First off, I was very happy when I finally got my hands on Blades, and I think it's a game with a lot of potential, great graphics, solid combat and an equally solid concept as a whole. But this potential is supressed in some areas and as a consequence my excitement wore off quite a bit. This will neither be a discussion of the technical aspects of the game, nor do I claim that this will be a complete discussion of the game- it's just three points that came to mind while playing.
I. CHANGE: The Chest System
This system is an atrocity. I don't mind the monetization of the game as a whole since it was to be expected, but the chest system is supposed to be a reward system that is instead punishing.

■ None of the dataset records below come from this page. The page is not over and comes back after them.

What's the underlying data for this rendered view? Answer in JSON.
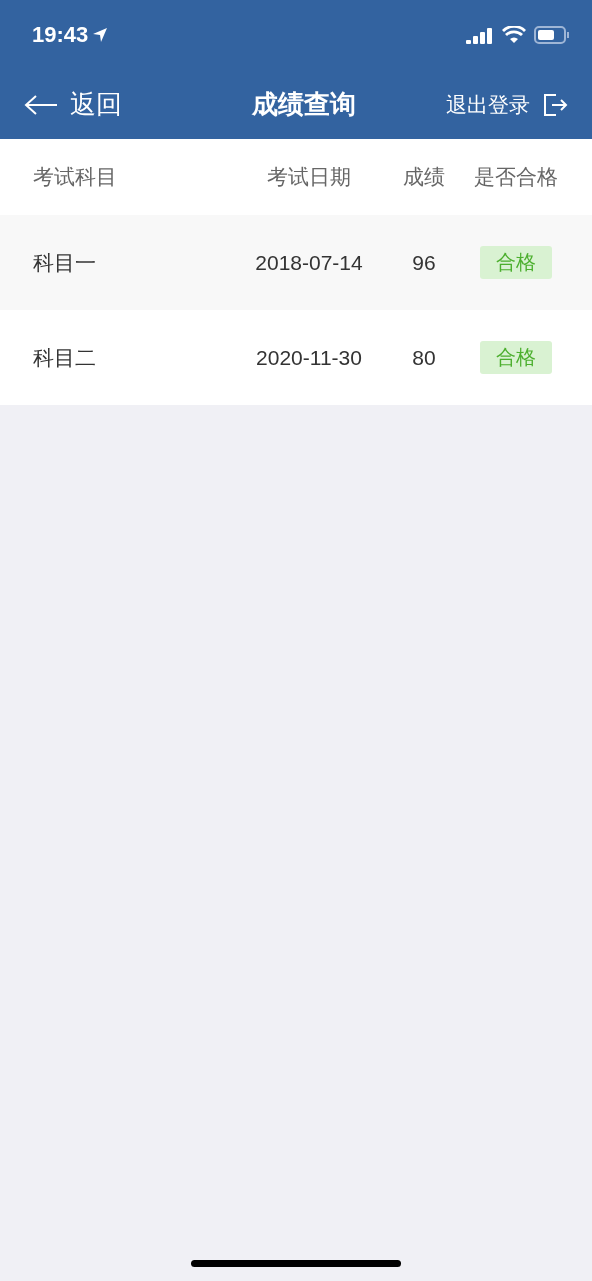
{
  "status_bar": {
    "time": "19:43"
  },
  "nav": {
    "back": "返回",
    "title": "成绩查询",
    "logout": "退出登录"
  },
  "table": {
    "columns": [
      "考试科目",
      "考试日期",
      "成绩",
      "是否合格"
    ],
    "rows": [
      {
        "subject": "科目一",
        "date": "2018-07-14",
        "score": "96",
        "result": "合格",
        "passed": true
      },
      {
        "subject": "科目二",
        "date": "2020-11-30",
        "score": "80",
        "result": "合格",
        "passed": true
      }
    ]
  }
}
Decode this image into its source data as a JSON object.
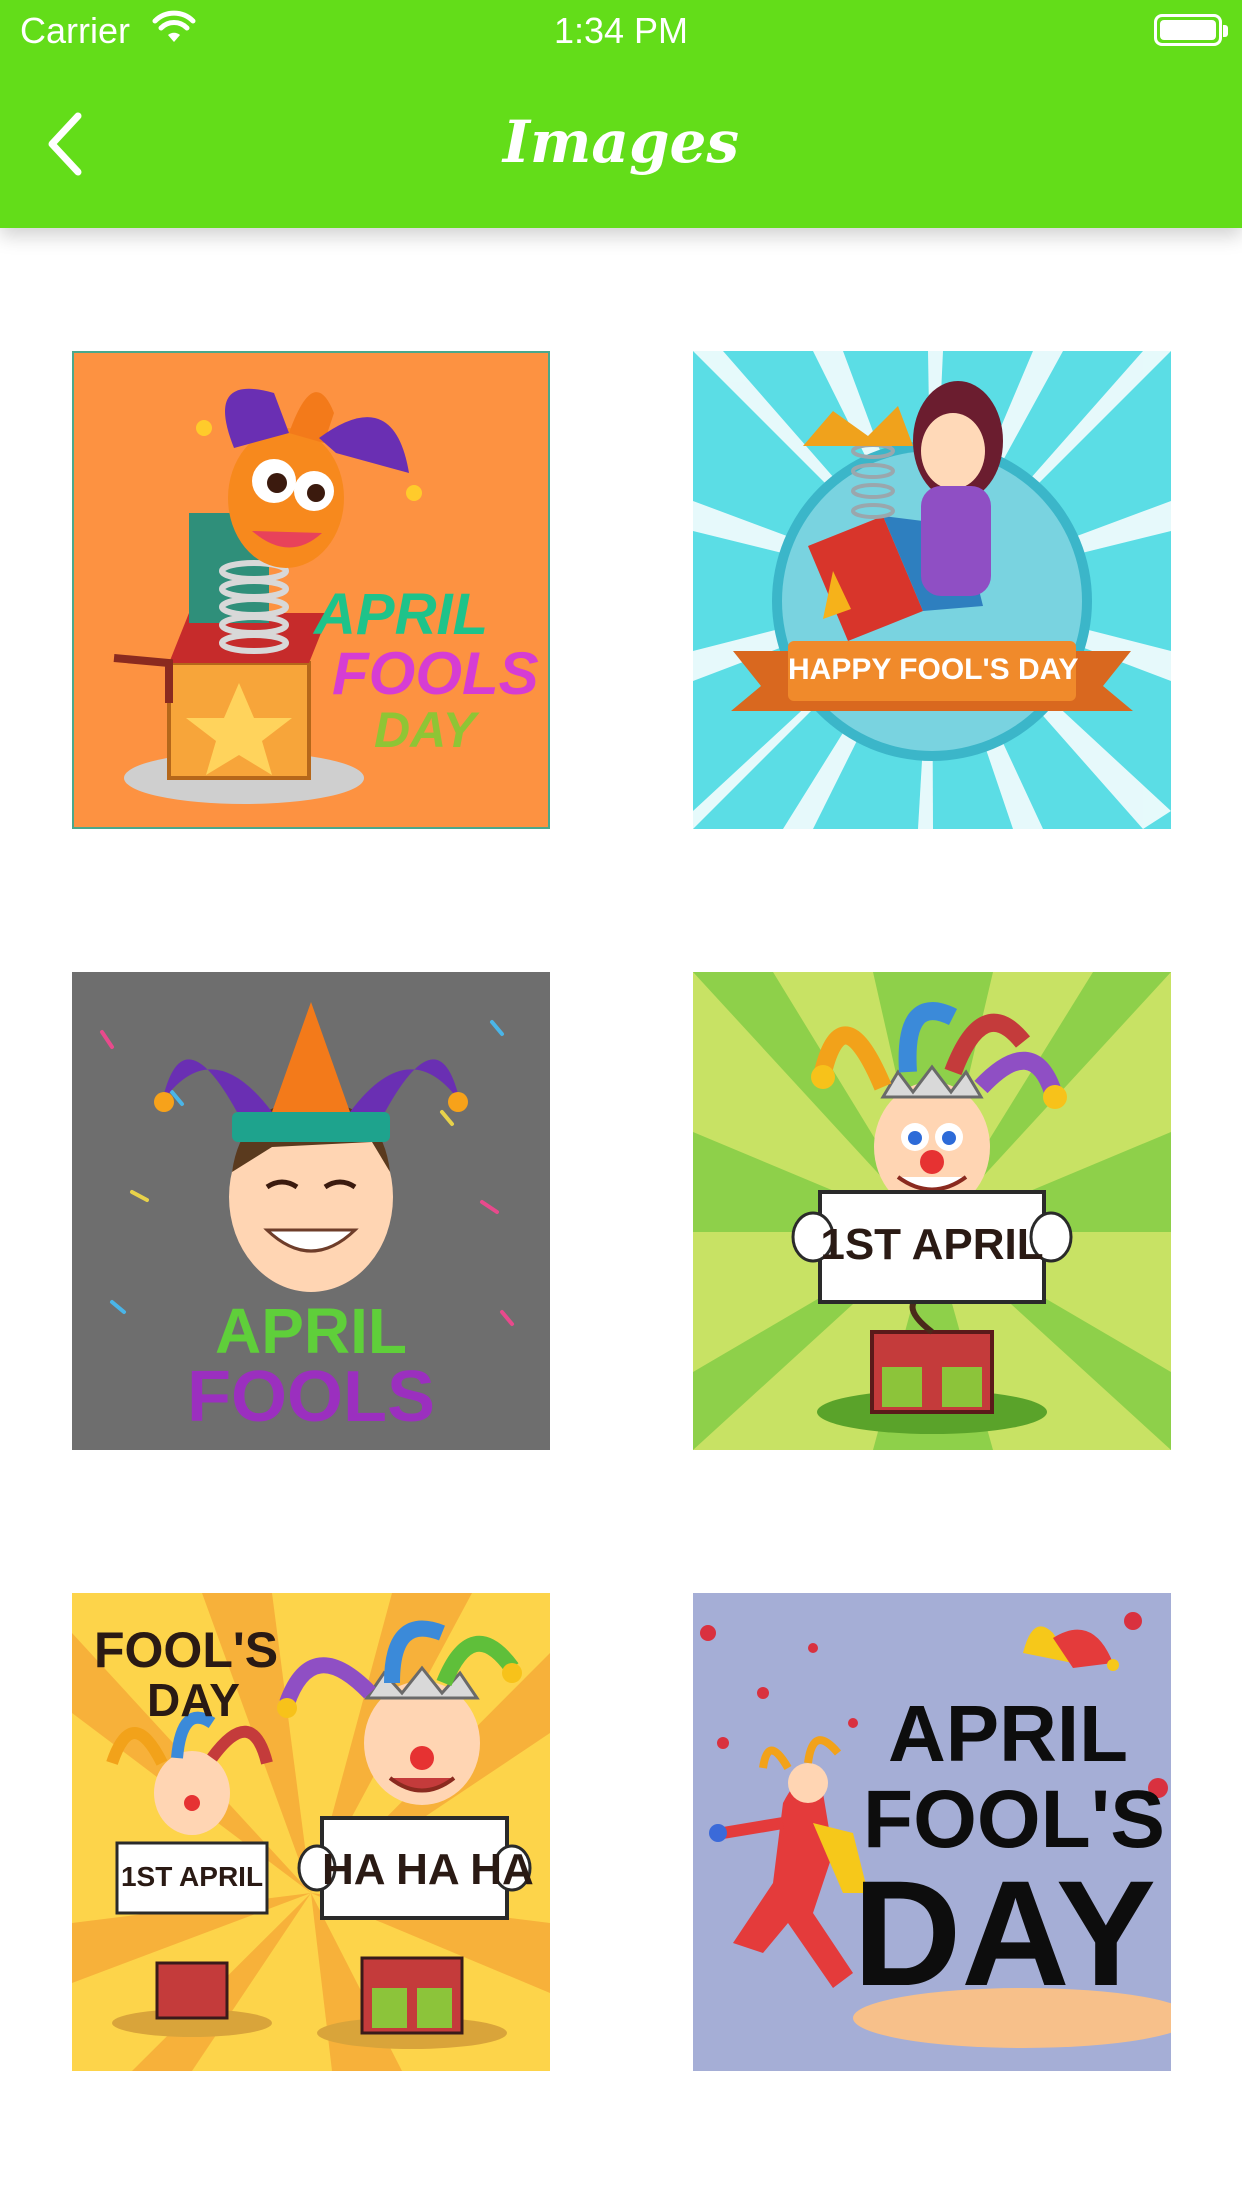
{
  "status_bar": {
    "carrier": "Carrier",
    "time": "1:34 PM"
  },
  "nav": {
    "title": "Images"
  },
  "gallery": [
    {
      "caption_lines": [
        "APRIL",
        "FOOLS",
        "DAY"
      ],
      "bg": "#fd9241"
    },
    {
      "caption_lines": [
        "HAPPY FOOL'S DAY"
      ],
      "bg": "#5bdde5"
    },
    {
      "caption_lines": [
        "APRIL",
        "FOOLS"
      ],
      "bg": "#6e6e6e"
    },
    {
      "caption_lines": [
        "1ST APRIL"
      ],
      "bg": "#c8e264"
    },
    {
      "caption_lines": [
        "FOOL'S",
        "DAY",
        "1ST APRIL",
        "HA HA HA"
      ],
      "bg": "#fdd44a"
    },
    {
      "caption_lines": [
        "APRIL",
        "FOOL'S",
        "DAY"
      ],
      "bg": "#a5aed6"
    }
  ],
  "colors": {
    "nav_green": "#63dd19",
    "background": "#ffffff"
  }
}
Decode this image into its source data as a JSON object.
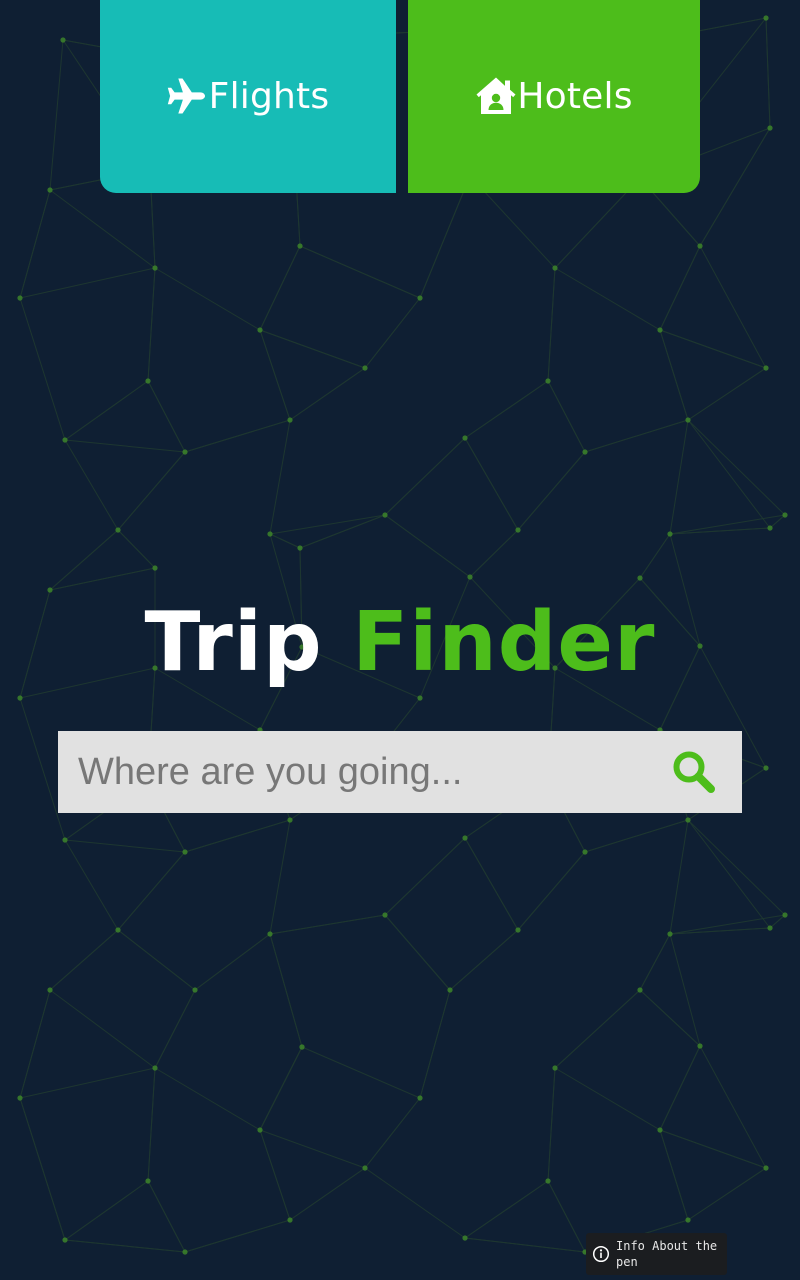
{
  "tabs": [
    {
      "label": "Flights",
      "icon": "plane-icon",
      "color": "#17bcb6"
    },
    {
      "label": "Hotels",
      "icon": "house-user-icon",
      "color": "#4dbd1b"
    }
  ],
  "title": {
    "part1": "Trip",
    "part2": "Finder",
    "part1_color": "#ffffff",
    "part2_color": "#4dbd1b"
  },
  "search": {
    "placeholder": "Where are you going...",
    "value": "",
    "button_icon": "search-icon",
    "button_color": "#4dbd1b"
  },
  "info_badge": {
    "text": "Info About the pen",
    "icon": "info-icon"
  },
  "colors": {
    "background": "#0f1f33",
    "network_lines": "#2a4a2e",
    "network_dots": "#3f8a2a"
  }
}
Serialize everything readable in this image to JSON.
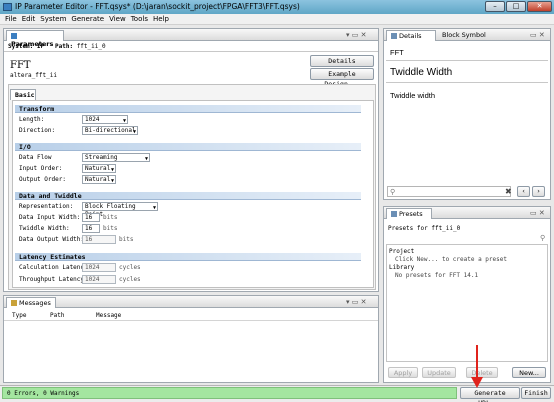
{
  "window": {
    "title": "IP Parameter Editor - FFT.qsys* (D:\\jaran\\sockit_project\\FPGA\\FFT3\\FFT.qsys)",
    "minimize": "–",
    "maximize": "□",
    "close": "✕"
  },
  "menu": [
    "File",
    "Edit",
    "System",
    "Generate",
    "View",
    "Tools",
    "Help"
  ],
  "parameters_panel": {
    "tab": "Parameters",
    "system_label": "System:",
    "system_value": "IP",
    "path_label": "Path:",
    "path_value": "fft_ii_0",
    "component_title": "FFT",
    "component_subtitle": "altera_fft_ii",
    "details_button": "Details",
    "example_button": "Example Design...",
    "inner_tab": "Basic",
    "sections": {
      "transform": "Transform",
      "io": "I/O",
      "data_twiddle": "Data and Twiddle",
      "latency": "Latency Estimates"
    },
    "fields": {
      "length_label": "Length:",
      "length_value": "1024",
      "direction_label": "Direction:",
      "direction_value": "Bi-directional",
      "dataflow_label": "Data Flow",
      "dataflow_value": "Streaming",
      "input_order_label": "Input Order:",
      "input_order_value": "Natural",
      "output_order_label": "Output Order:",
      "output_order_value": "Natural",
      "representation_label": "Representation:",
      "representation_value": "Block Floating Point",
      "data_input_width_label": "Data Input Width:",
      "data_input_width_value": "16",
      "data_input_width_unit": "bits",
      "twiddle_width_label": "Twiddle Width:",
      "twiddle_width_value": "16",
      "twiddle_width_unit": "bits",
      "data_output_width_label": "Data Output Width:",
      "data_output_width_value": "16",
      "data_output_width_unit": "bits",
      "calc_latency_label": "Calculation Latency:",
      "calc_latency_value": "1024",
      "calc_latency_unit": "cycles",
      "throughput_latency_label": "Throughput Latency:",
      "throughput_latency_value": "1024",
      "throughput_latency_unit": "cycles"
    }
  },
  "messages_panel": {
    "tab": "Messages",
    "columns": [
      "Type",
      "Path",
      "Message"
    ]
  },
  "details_panel": {
    "tab_details": "Details",
    "tab_block": "Block Symbol",
    "name": "FFT",
    "heading": "Twiddle Width",
    "description": "Twiddle width"
  },
  "presets_panel": {
    "tab": "Presets",
    "presets_for": "Presets for fft_ii_0",
    "project_label": "Project",
    "project_hint": "Click New... to create a preset",
    "library_label": "Library",
    "library_hint": "No presets for FFT 14.1",
    "buttons": [
      "Apply",
      "Update",
      "Delete",
      "New..."
    ]
  },
  "status": {
    "text": "0 Errors, 0 Warnings",
    "generate": "Generate HDL...",
    "finish": "Finish"
  },
  "colors": {
    "accent": "#3c7fc1",
    "section": "#b8cfe8",
    "status_green": "#a4e6a0",
    "arrow": "#e0231c"
  }
}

Over the course of the quite enjoyable dungeon crawling, you'll find a bunch of chests that you cannot open immediately, instead they go to your inventory. There are three types: Wooden, Silver and Gold, with ascending quality and quantity of loot. You can open the wooden ones after 5 seconds, the silver ones after three hours, the gold ones after six hours. The thing is: One CHEST at a time, one TYPE at a time, and you can only have a certain NUMBER of chest at a time (upgradable with gems). The consequence: You'll max out faster than you think, which really discourages the central dungeon exploring part. Because now you'll have to wait to open the next chest so you'll have room for new ones. Of course you can pay gems to open one immediately. This is bad and punishing design supposed to make you buy more gems. It's simply way too agressive monetization.
How to change without abolishing the system as a whole (which is too unrealistic I guess):
The countdown has to apply to all types at the same time.
Reduce the countdown for silver and gold to 2 and 4 hours, respectively. This together with point one makes the system fairer. The gold and silver chests are something special and are simply harder to crack, but eventually they'll open instead of wasting space.
Add an option to open multiple chests at once for a reasonable fee in septims (or gold, whatever it's called in the game) and NOT gems. Let's say you pay 100 septims for 2 chests, 200 for three and so on. I feel the septims have too few uses in the game, so this could be one. It could also be done by buying keys for septims to add a bit of flavor.
Feel free to add other ideas in the comments.
II. EXPAND: Writing and dialogue options
This game has no voice acting, which gives it an advantage it doesn't use at all: You can have a bunch of dialogue options and deep characterization. This uses a minumum of data and would make the game so much more enjoyable. But at this point, the game has a bare-bones story at best and lazy writing, pale characters and hardly any decisions with real consequences.
How to add: Give the NPC's real backstorys, give us quests with multiple dialogue paths that have consequences. Give us a way to build our character by making these decisions. This is such a simple and effective way to add layers of interaction to the game. Hire a capable writer, maintain the lack of voice-acting since it's cheaper. It just works
III. ADD: More variety and a push towards open level design
I like how the game is structured. You have a hometown that you have to rebuild and you go on quests and dungeon-crawling adventures to get the materials and funds you need to do that, all while leveling up your character and crafting things and gathering things that will aid you on your adventures. This is a solid concept. What we need now is more variety. I highly expect more types of dungeons in the future as updates will come in.
You always teleport between the dungeons and the Town. I understand this is due to the technical limitations, but there is potential to shake that up a little. Right now this is the thing that makes this game feel like it's just no proper Elder Scrolls Title, since there is no real sense of exploration.
How to add more variety: What needs to be done for now is to improve the random quests. Too many of them take place in the fortress, way too few in the cave and virtually none forest area (this seems to be preserved for the main quests). Make it more even, it's that simple.
How to add more open level design: Add "adventure" updates that give you a larger pseudo-open area like the town. In those areas there could be new npcs and direct entrances to hand-made dungeons, giving it a proper Elder-Scrolls feeling. These dungeons could then lead to another open area for example. I realize this is probably not easy to pull off, but it would work super well with the expanded dialogue options and questlines with consequence-driven decisions, giving you a proper Elder-Scrolls experience.